Jack and I dotted around the house a bit more until Claire got back around six o'clock-ish. So now, it was Claire's turn to walk in on Jack during his routine crying hours.
So... all in all, I think it went well. But went you sit down and think about what else I have done today, 'not much' springs to mind. I had some stuff I was trying to do on the computer throughout the day, but it was really fragmented, as I would just sit down to start doing something, and then Jack would wake up or the dog started barking at someone who dared to walk past our house, or something. So, it was five minutes here and there throughout the day, which wasn't a problem as I had nothing urgent to do, per se, but trying to get it done in a day would be nice!
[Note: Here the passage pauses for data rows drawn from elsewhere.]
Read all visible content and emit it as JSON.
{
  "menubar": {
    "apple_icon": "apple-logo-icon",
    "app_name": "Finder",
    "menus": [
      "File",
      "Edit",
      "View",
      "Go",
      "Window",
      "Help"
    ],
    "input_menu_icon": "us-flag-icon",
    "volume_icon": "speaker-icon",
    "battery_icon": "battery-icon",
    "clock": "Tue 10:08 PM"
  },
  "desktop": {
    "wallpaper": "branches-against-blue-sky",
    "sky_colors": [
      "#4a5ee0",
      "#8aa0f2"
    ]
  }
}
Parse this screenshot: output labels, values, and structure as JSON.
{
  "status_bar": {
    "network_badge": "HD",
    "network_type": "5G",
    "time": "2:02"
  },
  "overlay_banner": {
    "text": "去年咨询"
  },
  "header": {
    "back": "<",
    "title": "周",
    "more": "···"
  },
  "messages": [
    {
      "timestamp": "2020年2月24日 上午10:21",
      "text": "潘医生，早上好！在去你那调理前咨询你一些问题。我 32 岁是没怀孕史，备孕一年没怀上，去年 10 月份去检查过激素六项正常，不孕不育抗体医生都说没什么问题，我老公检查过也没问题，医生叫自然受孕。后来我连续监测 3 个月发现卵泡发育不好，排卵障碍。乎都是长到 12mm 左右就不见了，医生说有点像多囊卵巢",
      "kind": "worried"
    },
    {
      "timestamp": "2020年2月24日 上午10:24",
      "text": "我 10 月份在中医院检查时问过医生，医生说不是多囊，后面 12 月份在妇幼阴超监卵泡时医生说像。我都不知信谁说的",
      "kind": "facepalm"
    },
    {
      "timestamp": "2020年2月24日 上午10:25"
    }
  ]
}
What else did I learn? I want to mention here something about Claire doing this all day, everyday. I think it's re-confirmed what I already knew about her, in that she does have a lot of time and patience for Jack (more patience than she does for me, for sure!), and I don't mean that just because she's with him all day. What I mean, is that I know that when Claire is at home all day with Jack, she's with him as much as she can be, and when they're doing 'stuff', it's doing things that he's learning - she's always trying to read to him, or keep his mind entertained by focusing on different toys around the house so that he doesn't get bored. So,despite Claire saying in the past that she doesn't have that much of a creative imagination, I beg to differ, as today I found it tough to keep changing my battle-plan with Jack to keep him amused and entertained, and I would have said I have a good imagination for things like that.
So, my hat is off to my wife Claire - Jack really is a little diamond (when he's not screaming the house down in the evenings!!) - it seems like he's learning something new all the time and sometimes he just smiles at you when you're not expecting it, and you can't help but smile back and be involved with him. He's great and she has obviously been a significant catalyst in the learning process.
I might have mentioned about Claire's internet shopping habit, namely the spending part, but pretty much everything that we have for Jack is here because Claire has looked into things and thought hard about things for him and has bought stuff as we went along and might need them. He's not even old enough to know what a book is, yet he already sits on Claire's lap and listens to her intently reading to him - maybe when he's old enough to understand what it actually is that she's reading to him, maybe he will already understand the concept of reading a book and will hopefully enjoy it a lot more and not put up a fight about it. Who knows, but she amazes me more and more. She does all this and still has time to wash my socks and keep me in-line. Thanks, wife.